Thursday, December 3, 2009

More about friendship

Had lunch with my friend Jim last week.

He was my high school English teacher. He is thirty years older than I. His birthday is either today or tomorrow. (I always forget.)

He was my teacher for three years in high school. We did not start off well. He likes to remind me that he thought I was pretty horrible until our class read “The Importance of Being Earnest” and I took the part of Lady Bracknell. (“Prism!”)

Somehow, we became fast friends. He took me to Wilkes Bashford, where I drank Campari while he tried on suits. (Yes, I was still in high school. It was the seventies. Things were different.) I cut P.E. so that I could hang out in the English office with him during his free period. Sometimes he would write the gym teacher (another of his close friends) a note: “Dear Miss Bertolosso, Please excuse Gina from P.E. today. She has a paper to finish.” (After giving me a withering stare, Miss Bertolosso would silently turn away. I think she was secretly glad I would not be in her class, in which, to put it mildly, I did not excel.) We would sit at his desk and gossip.

Lest there be any wondering: This was a platonic friendship pure and simple. Always. Neither of us had the slightest interest in the other sexually.

I went across the country to college, but Jim and I remained close. During the summers when I was home, I worked in a store he owned and “housesat” at his apartment when he went out of town. (He recently reminded me that I watered a plastic houseplant for three weeks without realizing what I was doing.) We wrote letters, talked on the phone. He came to my father’s funeral, after which we went outside and smoked cigarettes with my much-older and –adored cousin, also Jim. Inside, I was dying, but the Jims made me feel as though I would survive, that the world would still be there when I could manage to enjoy it again.

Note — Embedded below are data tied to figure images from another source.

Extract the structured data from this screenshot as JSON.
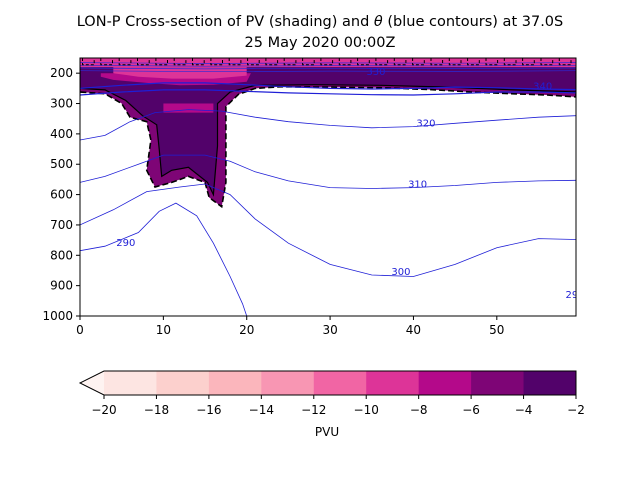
{
  "chart_data": {
    "type": "heatmap",
    "title_line1": "LON-P Cross-section of PV (shading) and",
    "title_theta": "θ",
    "title_line1_rest": "(blue contours) at 37.0S",
    "title_line2": "25 May 2020 00:00Z",
    "xlabel": "",
    "ylabel": "",
    "xlim": [
      0,
      59.5
    ],
    "ylim": [
      1000,
      150
    ],
    "y_inverted": true,
    "x_ticks": [
      0,
      10,
      20,
      30,
      40,
      50
    ],
    "y_ticks": [
      200,
      300,
      400,
      500,
      600,
      700,
      800,
      900,
      1000
    ],
    "colorbar": {
      "label": "PVU",
      "extend": "min",
      "levels": [
        -20,
        -18,
        -16,
        -14,
        -12,
        -10,
        -8,
        -6,
        -4,
        -2
      ],
      "colors": [
        "#fde5e2",
        "#fcd0cd",
        "#fbb6bc",
        "#f896b3",
        "#f165a4",
        "#dd3498",
        "#b4098a",
        "#7e0576",
        "#52026a"
      ],
      "extend_color": "#fef3f1"
    },
    "contour_labels": [
      {
        "text": "290",
        "x": 5.5,
        "p": 770
      },
      {
        "text": "300",
        "x": 38.5,
        "p": 865
      },
      {
        "text": "310",
        "x": 40.5,
        "p": 577
      },
      {
        "text": "320",
        "x": 41.5,
        "p": 375
      },
      {
        "text": "330",
        "x": 35.5,
        "p": 206
      },
      {
        "text": "340",
        "x": 55.5,
        "p": 253
      },
      {
        "text": "29",
        "x": 59,
        "p": 940
      }
    ],
    "theta_lines": [
      {
        "level": "290",
        "points": [
          [
            0,
            785
          ],
          [
            3,
            770
          ],
          [
            7,
            725
          ],
          [
            9.5,
            655
          ],
          [
            11.5,
            628
          ],
          [
            14,
            670
          ],
          [
            16,
            760
          ],
          [
            18,
            870
          ],
          [
            19.5,
            960
          ],
          [
            20,
            1000
          ]
        ]
      },
      {
        "level": "300",
        "points": [
          [
            0,
            700
          ],
          [
            4,
            650
          ],
          [
            8,
            590
          ],
          [
            12,
            575
          ],
          [
            15,
            565
          ],
          [
            18,
            600
          ],
          [
            21,
            680
          ],
          [
            25,
            760
          ],
          [
            30,
            830
          ],
          [
            35,
            865
          ],
          [
            40,
            870
          ],
          [
            45,
            830
          ],
          [
            50,
            775
          ],
          [
            55,
            745
          ],
          [
            59.5,
            748
          ]
        ]
      },
      {
        "level": "310",
        "points": [
          [
            0,
            560
          ],
          [
            3,
            540
          ],
          [
            7,
            500
          ],
          [
            10,
            470
          ],
          [
            15,
            470
          ],
          [
            18,
            490
          ],
          [
            21,
            525
          ],
          [
            25,
            555
          ],
          [
            30,
            577
          ],
          [
            35,
            580
          ],
          [
            40,
            577
          ],
          [
            45,
            570
          ],
          [
            50,
            560
          ],
          [
            55,
            555
          ],
          [
            59.5,
            553
          ]
        ]
      },
      {
        "level": "320",
        "points": [
          [
            0,
            420
          ],
          [
            3,
            405
          ],
          [
            6,
            360
          ],
          [
            9,
            330
          ],
          [
            13,
            320
          ],
          [
            17,
            325
          ],
          [
            21,
            345
          ],
          [
            25,
            360
          ],
          [
            30,
            372
          ],
          [
            35,
            380
          ],
          [
            40,
            376
          ],
          [
            45,
            365
          ],
          [
            50,
            355
          ],
          [
            55,
            345
          ],
          [
            59.5,
            340
          ]
        ]
      },
      {
        "level": "330",
        "points": [
          [
            0,
            272
          ],
          [
            5,
            262
          ],
          [
            10,
            255
          ],
          [
            15,
            255
          ],
          [
            20,
            260
          ],
          [
            25,
            265
          ],
          [
            30,
            268
          ],
          [
            35,
            271
          ],
          [
            40,
            272
          ],
          [
            45,
            268
          ],
          [
            50,
            262
          ],
          [
            55,
            262
          ],
          [
            59.5,
            265
          ]
        ]
      },
      {
        "level": "340",
        "points": [
          [
            0,
            250
          ],
          [
            5,
            240
          ],
          [
            10,
            232
          ],
          [
            15,
            232
          ],
          [
            20,
            238
          ],
          [
            25,
            245
          ],
          [
            30,
            250
          ],
          [
            35,
            252
          ],
          [
            40,
            250
          ],
          [
            45,
            246
          ],
          [
            50,
            248
          ],
          [
            55,
            252
          ],
          [
            59.5,
            254
          ]
        ]
      }
    ]
  }
}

He traveled across the country to attend my wedding. He arranged for my husband and me to rent an apartment next door to his when I returned to Berkeley for graduate school. As his neighbor, I went to countless dinner parties at his house, where we snuck away to the kitchen and gossiped about the other guests. We forged a new tradition: I hung out with him on Thanksgiving morning while he cooked. We would drink Negronis and laugh ourselves sick.

He loved my children. He loves most children, but he especially loved mine. When my daughter was born, he made me seven gourmet meals, to be unfrozen on successive days. I cried when we ate the last one.

Now he lives in Connecticut, but he visits California once or twice a year. We always manage to get together for lunch or dinner at least once. We don’t drink the way we used to (and God knows we no longer smoke), but we still gossip. There is always a sense of the utter magic of it: how the two of us came together when it seemed as though we shouldn’t.

“This friendship—we’ve been good friends a long time,” he said in the car as I dropped him off last week. It was uncharacteristically sentimental of him to say so.

It is a wonderful mystery, as maybe all friendships are.


  1. Loved this edition. Very much. Josh

  2. This is a wonderful wonderful post, Gina.


  3. You know, I love reading all your posts...I reread this today when I read today's post and I was struck by two non-related facts: One, It is amazing and humbling as a teacher what impact we have, and Two, I am actually horrified to find out that I wasn't smart enough to get out of gym class with Ms. B. :) Lisa Anne

    That last bit and the jean size thing pretty much did me in!

  4. I am still laughing from the line about your watering the plastic plants for three weeks. Such love in this post, Miss Gina, such love. Thank you.